I have some working timestamp detected as date in elasticsearch.
But can't make this one works. Grok is matching well, and logstash is parsing well the line: 2017-05-29 10:27:41,756 | soft-1 | user1 | | 10.x.x.x | INFO | intranet | Order 9979a662-b42a-414d-9d5c-5cxxxxxxxx creation TESTING request is finished
For some reason, [log][timestamp] appears as a string, even after deleting everything, or forcing to mutate to date.
How to troubleshoot that? Using logstash debug doesn't show me the resulting type of data (I tried in debug/verbose mode): output { stdout { codec => rubydebug } }
From this output, is there a way to see the format of the field log.timestamp? Only test I can do is to send to elastic and check the field type over there:
Seems like I am having problem (detected as a string) with this timestamp specifically "2017-05-29 10:27:41,756" and date { match => [ "[log][timestamp]", "yyyy-MM-dd HH:mm:ss,SSS" ] }
"2017-05-29 10:27:41Z" is detecting fine as a date withdate { match => [ "[log][timestamp]", "ISO8601" ] }
You didn't include the mapping of the timestamp field when you redacted the mappings.

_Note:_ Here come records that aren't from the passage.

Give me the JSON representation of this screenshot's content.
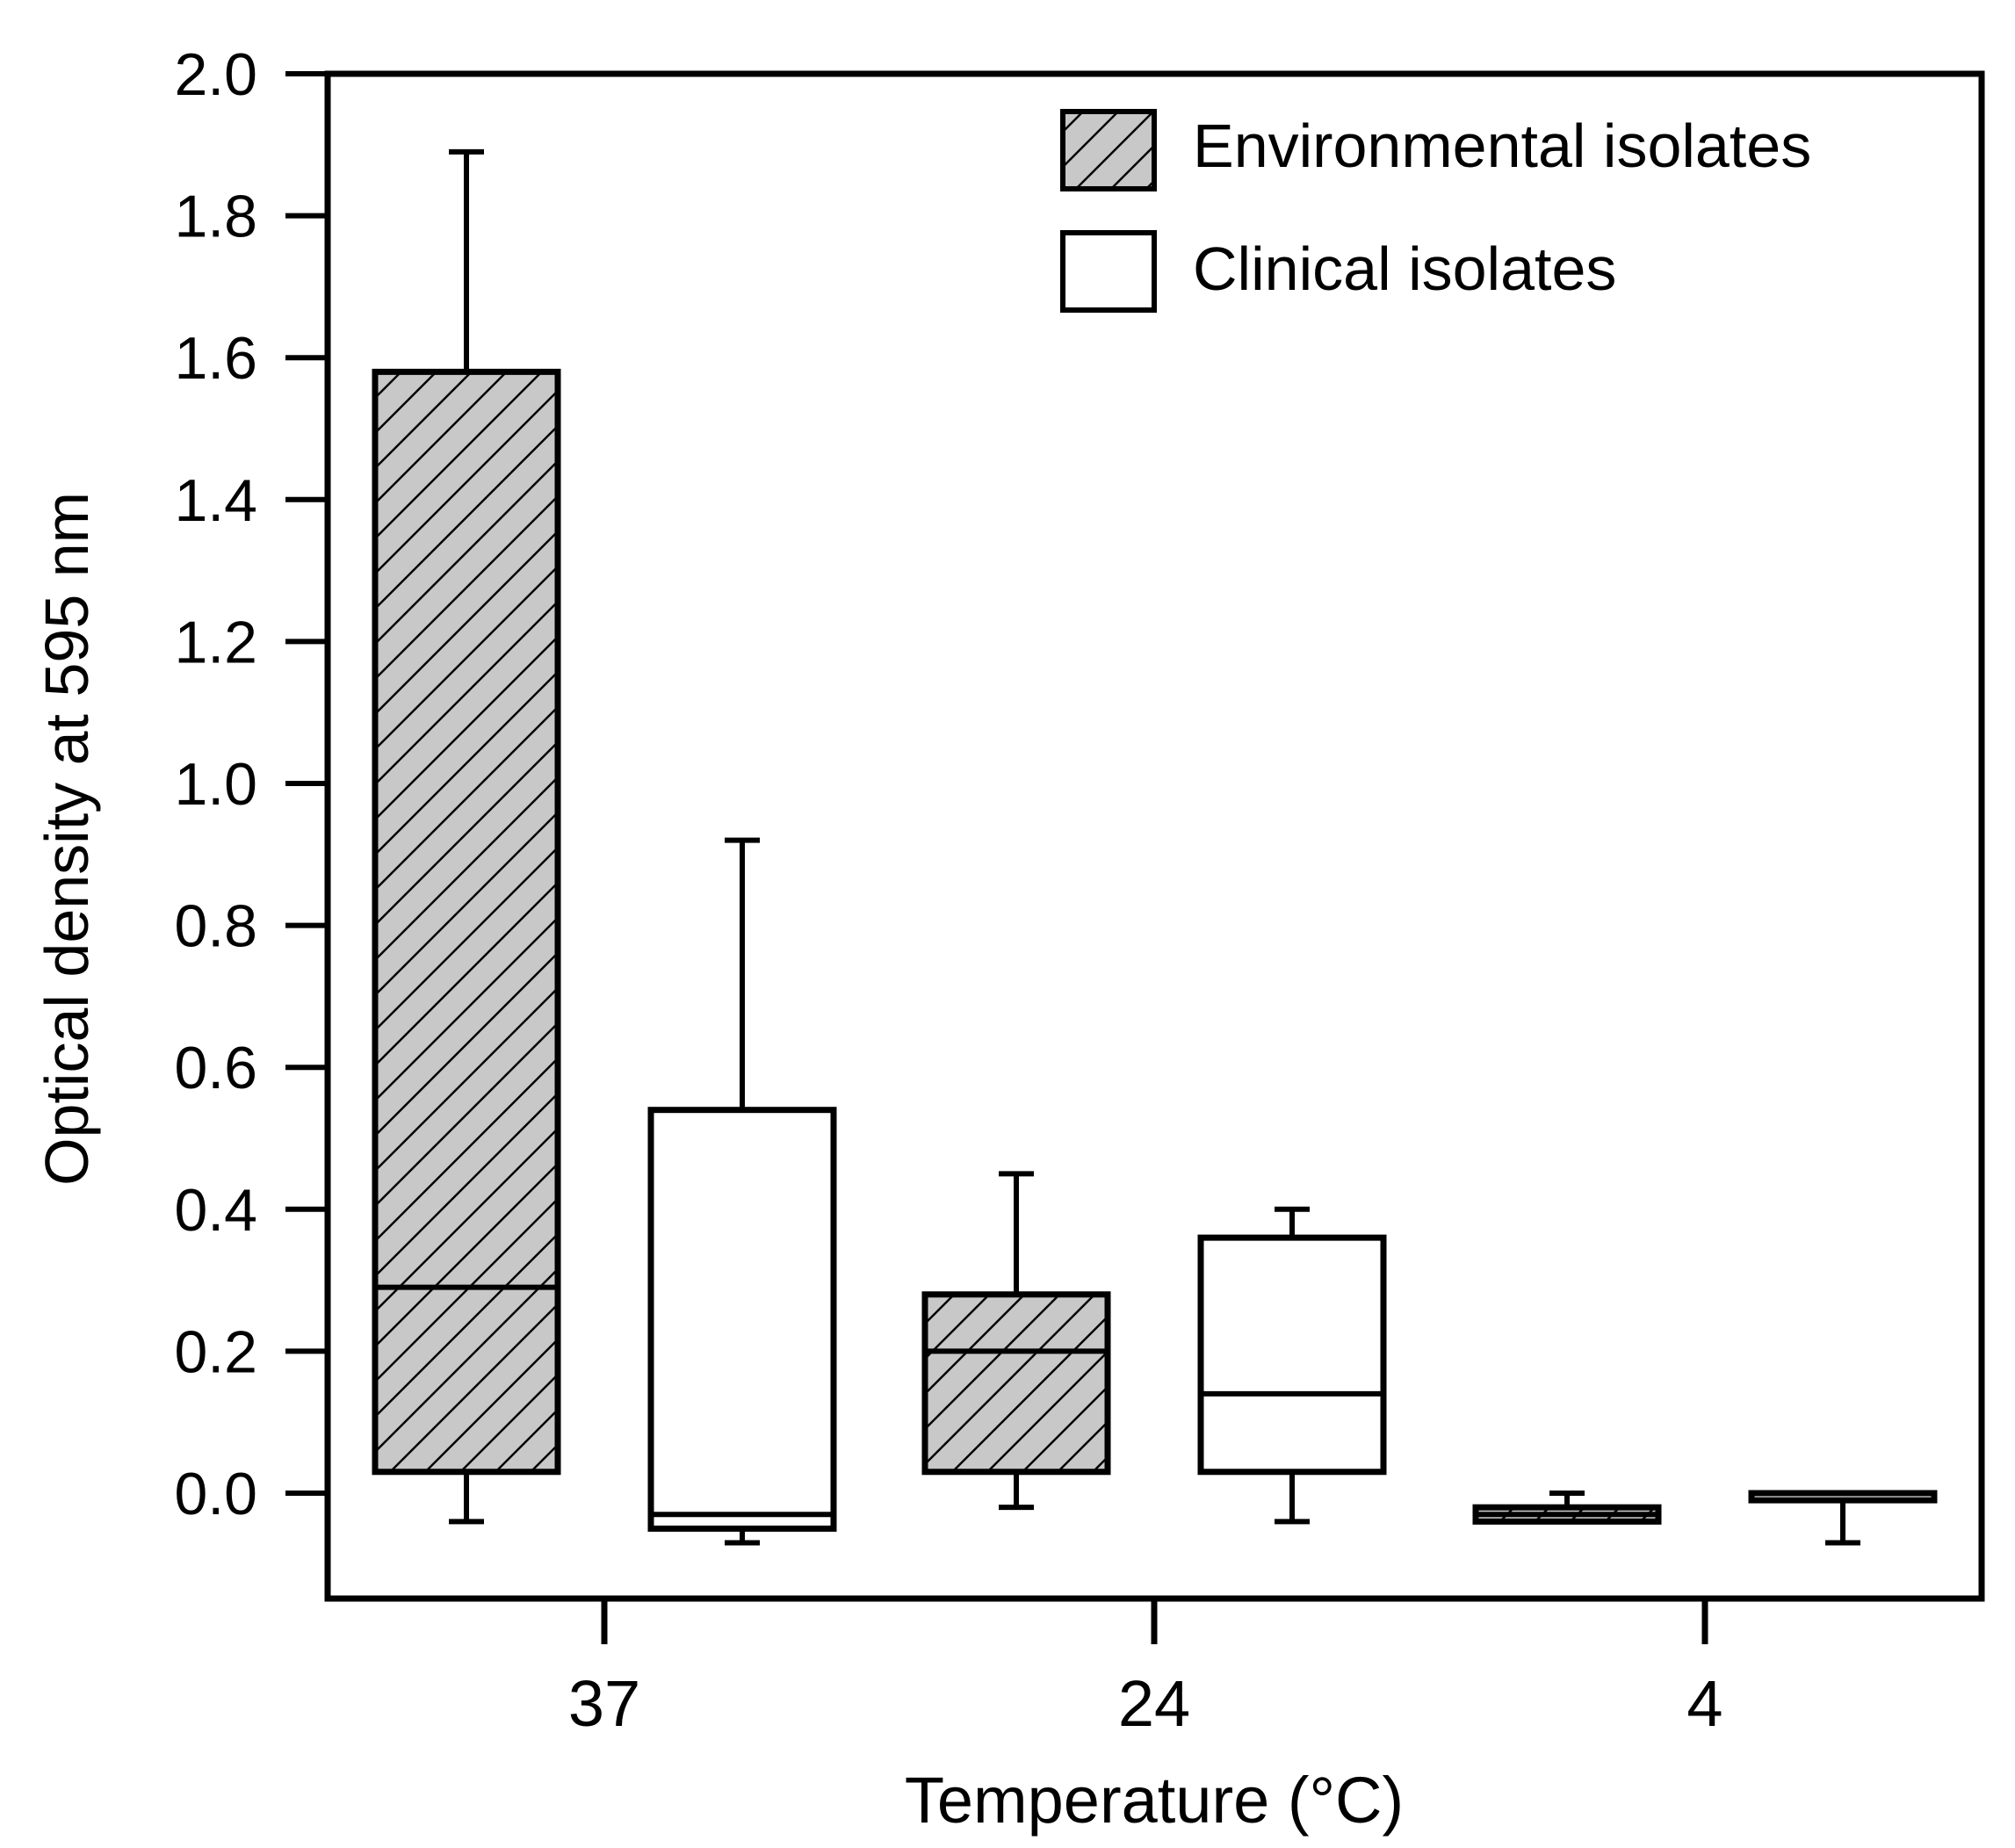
{
  "chart_data": {
    "type": "boxplot",
    "title": "",
    "xlabel": "Temperature (°C)",
    "ylabel": "Optical density at 595 nm",
    "categories": [
      "37",
      "24",
      "4"
    ],
    "ylim": [
      -0.14,
      2.0
    ],
    "yticks": [
      "0.0",
      "0.2",
      "0.4",
      "0.6",
      "0.8",
      "1.0",
      "1.2",
      "1.4",
      "1.6",
      "1.8",
      "2.0"
    ],
    "grid": false,
    "legend_position": "top-right",
    "series": [
      {
        "name": "Environmental isolates",
        "fill": "#c8c8c8",
        "pattern": "diagonal-hatch",
        "boxes": [
          {
            "category": "37",
            "whisker_low": -0.04,
            "q1": 0.03,
            "median": 0.29,
            "q3": 1.58,
            "whisker_high": 1.89
          },
          {
            "category": "24",
            "whisker_low": -0.02,
            "q1": 0.03,
            "median": 0.2,
            "q3": 0.28,
            "whisker_high": 0.45
          },
          {
            "category": "4",
            "whisker_low": -0.04,
            "q1": -0.04,
            "median": -0.03,
            "q3": -0.02,
            "whisker_high": 0.0
          }
        ]
      },
      {
        "name": "Clinical isolates",
        "fill": "#ffffff",
        "pattern": "none",
        "boxes": [
          {
            "category": "37",
            "whisker_low": -0.07,
            "q1": -0.05,
            "median": -0.03,
            "q3": 0.54,
            "whisker_high": 0.92
          },
          {
            "category": "24",
            "whisker_low": -0.04,
            "q1": 0.03,
            "median": 0.14,
            "q3": 0.36,
            "whisker_high": 0.4
          },
          {
            "category": "4",
            "whisker_low": -0.07,
            "q1": -0.01,
            "median": 0.0,
            "q3": 0.0,
            "whisker_high": 0.0
          }
        ]
      }
    ]
  },
  "colors": {
    "stroke": "#000000",
    "background": "#ffffff"
  }
}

The date filter worked just fine and was able to update the @timestamp field. If you expect it to update [log][timestamp] you need to configure it accordingly.
Why keep the fields under log? They appear to be duplicates of the corresponding root-level fields.
Sorry, I updated/edited the mapping on top.
I didn't write in advance the [log][timestamp] mapping, it was automatic.
I will remove this [log][timestamp] you are right, no need for duplication.
Why do you need mytimestamp to be a date? Your date filter (as configured) stores the result in @timestamp, a field you can't delete. Why not just use @timestamp and delete mytimestamp after the date filter?